Sin prentender establecer un patrón común en ejemplos como los de Dylan y Obama, y los muy diferentes a estos de Kissinger, Arafat o Rabin, es fácil encontrar en todos ellos razones (circunstancias políticas, ambientes culturales, expectativas de futuro) por las que la Fundación Nobel les premió. La pureza, esa virtud tan elusiva, suele compartir protagonismo con otros atributos menos ejemplares.
En ciencia, uno de los ejemplos más notorios de lo complicado que es establecer fronteras se encuentra en el químico alemán Fritz Haber (1868-1934), a quien se le otorgó el Premio Nobel de Química correspondiente a 1918, esto es, hace ahora 100 años (en realidad, se le concedió en 1919, ya que el del año anterior no había sido otorgado por la situación política: la Primera Guerra Mundial terminó aquel año). Lo recibió, según se decía en la comunicación oficial "por la síntesis del amoniaco a partir de sus elementos" (nitrógeno e hidrógeno).
Ante la pregunta de si ese logro era puramente científico o tenía implicaciones de otra índole, hay que señalar que los vegetales necesitan grandes cantidades de nitrógeno, que es su principal materia nutritiva, y que aunque el aire contiene cantidades de nitrógeno, en principio ilimitadas, no puede ser directamente aprovechado por las plantas, obteniéndolo de manera directa únicamente aquellos vegetales (principalmente leguminosas) que conviven simbióticamente con ciertas bacterias capaces de convertir el nitrógeno atmosférico en amoníaco. Es por esto por lo que en agricultura se necesita recurrir a abonos nitrogenados.
Antes de la aportación de Haber -que necesitó ser desarrollada en lo que se conoce como "proceso de Haber-Bosch- se utilizaban abonos naturales, como los famosos nitratos de Chile, pero la posibilidad de disponer de nitratos producidos artificialmente daba una nueva dimensión a la agricultura. Y Alemania se benefició particularmente de ello, ya que durante la Primera Guerra Mundial se vio imposibilitada de acceder a los nitratos naturales.

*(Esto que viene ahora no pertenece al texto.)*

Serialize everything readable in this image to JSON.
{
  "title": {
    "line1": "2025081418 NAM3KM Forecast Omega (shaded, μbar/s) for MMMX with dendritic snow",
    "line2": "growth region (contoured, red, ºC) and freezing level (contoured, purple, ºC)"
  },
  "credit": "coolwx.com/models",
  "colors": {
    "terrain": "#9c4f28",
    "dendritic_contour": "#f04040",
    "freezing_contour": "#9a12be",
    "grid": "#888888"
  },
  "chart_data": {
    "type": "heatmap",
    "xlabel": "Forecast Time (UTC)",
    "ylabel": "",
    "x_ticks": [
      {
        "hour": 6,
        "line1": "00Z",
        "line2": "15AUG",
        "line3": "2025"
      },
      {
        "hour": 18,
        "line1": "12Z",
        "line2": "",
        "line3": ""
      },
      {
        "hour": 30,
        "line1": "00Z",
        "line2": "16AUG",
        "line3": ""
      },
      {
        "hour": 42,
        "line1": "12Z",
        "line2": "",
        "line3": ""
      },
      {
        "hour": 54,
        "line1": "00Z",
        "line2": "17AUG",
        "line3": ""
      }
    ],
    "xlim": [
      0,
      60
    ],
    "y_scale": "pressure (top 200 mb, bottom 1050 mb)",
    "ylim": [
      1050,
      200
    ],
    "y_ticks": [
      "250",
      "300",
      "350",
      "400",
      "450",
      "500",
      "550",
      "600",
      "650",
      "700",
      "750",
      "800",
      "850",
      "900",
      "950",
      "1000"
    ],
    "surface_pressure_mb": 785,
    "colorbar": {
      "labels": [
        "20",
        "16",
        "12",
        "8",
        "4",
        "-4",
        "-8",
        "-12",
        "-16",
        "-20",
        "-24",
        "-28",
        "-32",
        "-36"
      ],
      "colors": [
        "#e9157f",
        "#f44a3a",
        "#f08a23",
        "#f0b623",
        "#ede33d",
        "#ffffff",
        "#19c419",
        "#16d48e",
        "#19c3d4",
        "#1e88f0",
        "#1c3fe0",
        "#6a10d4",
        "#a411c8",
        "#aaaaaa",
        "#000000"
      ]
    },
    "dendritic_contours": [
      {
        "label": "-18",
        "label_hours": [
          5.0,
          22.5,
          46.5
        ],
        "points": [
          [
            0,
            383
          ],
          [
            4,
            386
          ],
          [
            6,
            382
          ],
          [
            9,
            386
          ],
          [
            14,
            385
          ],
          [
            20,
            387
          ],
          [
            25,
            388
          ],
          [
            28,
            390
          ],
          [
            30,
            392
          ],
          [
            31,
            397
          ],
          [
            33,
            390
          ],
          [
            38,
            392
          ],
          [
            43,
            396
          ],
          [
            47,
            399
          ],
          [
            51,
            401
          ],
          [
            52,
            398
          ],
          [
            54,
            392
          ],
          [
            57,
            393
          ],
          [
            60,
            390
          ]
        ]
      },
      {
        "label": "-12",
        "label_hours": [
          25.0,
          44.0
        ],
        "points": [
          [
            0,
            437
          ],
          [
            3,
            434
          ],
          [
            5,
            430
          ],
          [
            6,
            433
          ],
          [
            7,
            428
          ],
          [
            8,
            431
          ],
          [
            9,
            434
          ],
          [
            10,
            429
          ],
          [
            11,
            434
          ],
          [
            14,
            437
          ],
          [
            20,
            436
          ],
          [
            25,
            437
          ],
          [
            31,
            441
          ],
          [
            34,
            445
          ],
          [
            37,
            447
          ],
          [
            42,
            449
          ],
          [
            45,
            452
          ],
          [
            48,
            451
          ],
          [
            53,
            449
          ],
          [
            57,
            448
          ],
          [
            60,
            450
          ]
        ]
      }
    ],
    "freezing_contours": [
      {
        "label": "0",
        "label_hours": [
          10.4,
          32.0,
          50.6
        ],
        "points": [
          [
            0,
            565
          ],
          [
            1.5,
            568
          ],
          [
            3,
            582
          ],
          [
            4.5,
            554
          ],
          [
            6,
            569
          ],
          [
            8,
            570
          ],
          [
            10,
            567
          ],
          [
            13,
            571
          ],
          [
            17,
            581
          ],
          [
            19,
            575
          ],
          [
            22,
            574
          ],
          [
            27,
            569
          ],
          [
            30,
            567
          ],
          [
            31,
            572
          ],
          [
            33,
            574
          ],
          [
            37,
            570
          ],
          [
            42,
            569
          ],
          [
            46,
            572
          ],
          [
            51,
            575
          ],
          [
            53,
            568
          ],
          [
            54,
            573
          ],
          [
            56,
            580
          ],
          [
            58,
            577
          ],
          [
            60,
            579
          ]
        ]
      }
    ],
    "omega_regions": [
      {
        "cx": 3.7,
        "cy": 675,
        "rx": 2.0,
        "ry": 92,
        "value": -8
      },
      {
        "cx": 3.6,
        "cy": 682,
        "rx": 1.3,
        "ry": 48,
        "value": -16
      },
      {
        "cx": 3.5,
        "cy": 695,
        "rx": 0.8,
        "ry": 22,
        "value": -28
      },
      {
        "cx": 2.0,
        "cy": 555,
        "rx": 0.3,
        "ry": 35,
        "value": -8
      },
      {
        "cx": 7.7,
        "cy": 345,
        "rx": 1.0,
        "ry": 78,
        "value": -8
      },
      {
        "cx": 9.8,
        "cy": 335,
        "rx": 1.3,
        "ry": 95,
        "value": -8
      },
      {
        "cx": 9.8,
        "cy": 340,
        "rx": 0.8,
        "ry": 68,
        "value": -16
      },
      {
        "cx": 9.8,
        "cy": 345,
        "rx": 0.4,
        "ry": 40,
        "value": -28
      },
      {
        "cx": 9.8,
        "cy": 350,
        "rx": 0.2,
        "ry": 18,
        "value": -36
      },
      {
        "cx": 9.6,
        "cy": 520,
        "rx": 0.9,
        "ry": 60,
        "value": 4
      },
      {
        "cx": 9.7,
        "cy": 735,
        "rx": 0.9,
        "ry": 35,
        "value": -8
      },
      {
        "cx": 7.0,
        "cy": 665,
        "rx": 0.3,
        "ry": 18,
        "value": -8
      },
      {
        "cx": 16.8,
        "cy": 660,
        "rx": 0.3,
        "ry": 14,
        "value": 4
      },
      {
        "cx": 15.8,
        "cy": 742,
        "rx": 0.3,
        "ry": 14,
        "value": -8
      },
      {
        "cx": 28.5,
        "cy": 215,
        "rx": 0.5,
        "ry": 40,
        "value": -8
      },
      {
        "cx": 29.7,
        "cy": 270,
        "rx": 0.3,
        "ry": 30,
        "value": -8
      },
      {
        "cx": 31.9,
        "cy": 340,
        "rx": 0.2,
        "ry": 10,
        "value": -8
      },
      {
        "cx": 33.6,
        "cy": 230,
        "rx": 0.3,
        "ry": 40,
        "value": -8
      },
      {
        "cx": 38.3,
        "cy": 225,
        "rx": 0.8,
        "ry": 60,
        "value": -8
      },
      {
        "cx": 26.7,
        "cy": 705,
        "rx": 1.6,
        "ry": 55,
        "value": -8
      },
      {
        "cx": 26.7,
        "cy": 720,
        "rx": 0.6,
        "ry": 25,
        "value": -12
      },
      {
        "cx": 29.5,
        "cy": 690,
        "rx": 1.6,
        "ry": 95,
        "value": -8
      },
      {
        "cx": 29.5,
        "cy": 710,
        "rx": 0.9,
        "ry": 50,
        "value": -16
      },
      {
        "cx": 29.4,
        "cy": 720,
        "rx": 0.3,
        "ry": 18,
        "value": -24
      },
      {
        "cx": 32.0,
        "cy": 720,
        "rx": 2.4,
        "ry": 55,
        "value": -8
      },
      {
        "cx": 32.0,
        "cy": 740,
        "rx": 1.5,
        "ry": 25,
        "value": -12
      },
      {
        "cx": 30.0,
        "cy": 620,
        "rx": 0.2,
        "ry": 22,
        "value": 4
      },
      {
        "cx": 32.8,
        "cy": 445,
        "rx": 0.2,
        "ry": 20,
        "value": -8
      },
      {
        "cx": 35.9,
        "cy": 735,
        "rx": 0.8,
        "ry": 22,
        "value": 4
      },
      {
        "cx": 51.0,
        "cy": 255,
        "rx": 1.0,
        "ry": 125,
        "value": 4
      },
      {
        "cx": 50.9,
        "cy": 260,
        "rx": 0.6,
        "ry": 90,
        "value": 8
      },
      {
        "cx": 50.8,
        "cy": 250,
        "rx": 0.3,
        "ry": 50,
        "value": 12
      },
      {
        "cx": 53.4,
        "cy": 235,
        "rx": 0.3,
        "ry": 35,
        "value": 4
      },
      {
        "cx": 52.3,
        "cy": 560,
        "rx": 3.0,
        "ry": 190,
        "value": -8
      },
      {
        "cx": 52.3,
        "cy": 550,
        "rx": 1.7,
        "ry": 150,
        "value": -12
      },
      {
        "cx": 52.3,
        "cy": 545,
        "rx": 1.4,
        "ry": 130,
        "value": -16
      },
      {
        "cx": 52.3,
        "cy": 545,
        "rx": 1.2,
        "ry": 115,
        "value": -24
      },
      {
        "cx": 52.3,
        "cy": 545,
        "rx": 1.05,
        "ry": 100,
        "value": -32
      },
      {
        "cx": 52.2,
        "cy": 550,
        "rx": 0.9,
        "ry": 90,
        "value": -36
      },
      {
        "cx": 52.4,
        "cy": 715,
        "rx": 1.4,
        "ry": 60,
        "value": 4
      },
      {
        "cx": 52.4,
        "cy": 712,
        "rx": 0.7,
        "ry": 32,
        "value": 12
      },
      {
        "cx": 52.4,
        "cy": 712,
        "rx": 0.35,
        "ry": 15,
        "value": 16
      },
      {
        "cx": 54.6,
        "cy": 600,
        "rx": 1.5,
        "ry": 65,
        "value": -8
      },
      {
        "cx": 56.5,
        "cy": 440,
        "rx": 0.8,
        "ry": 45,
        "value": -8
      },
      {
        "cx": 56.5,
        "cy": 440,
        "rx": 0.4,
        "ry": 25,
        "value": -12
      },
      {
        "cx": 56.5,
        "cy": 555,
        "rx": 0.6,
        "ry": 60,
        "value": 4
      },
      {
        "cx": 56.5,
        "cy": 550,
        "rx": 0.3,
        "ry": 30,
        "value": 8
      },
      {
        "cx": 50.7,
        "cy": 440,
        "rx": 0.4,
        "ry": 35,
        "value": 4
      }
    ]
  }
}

Hasta aquí, no hay nada que implique que la concesión del Premio Nobel a Haber pudiese ser criticada con demasiados argumentos, más aun teniendo en cuenta que él era uno de los líderes reconocidos de la químico-física mundial. El problema es que Fritz Haber ha pasado también a la historia como el principal responsable de la introducción de la guerra química durante la que, antes de que hubiese que numerarlas, se conoció como Gran Guerra. Utilizó sus conocimientos químicos para fabricar en su laboratorio gases irritantes que el ejército alemán utilizó por primera vez el 22 de mayo de 1915. Aquel día una gran nube de cloro, procedente de más de cinco mil cilindros de acero, se dirigió hacia las posiciones francesas en el saliente de Ypres.
En su comunicado, la Academia Sueca de Ciencias había calificado a la síntesis del amoníaco como "un medio extraordinariamente importante para el desarrollo de la agricultura y el bienestar de la humanidad", y felicitaba al profesor alemán por este "triunfo en el servicio de su país y de la humanidad". Una misma persona, sirviendo a su profesión y a su nación, esencialmente con los mismos mecanismos, producía resultados que podían servir para calificarle tanto de benefactor de la humanidad como de criminal de guerra: el 7 de febrero de 1920, los aliados presentaban una lista de "criminales de guerra" con 895 nombres, que incluía, entre príncipes, militares y comandantes de submarinos, al capitán y Consejero Privado del Estado, el profesor Fritz Haber.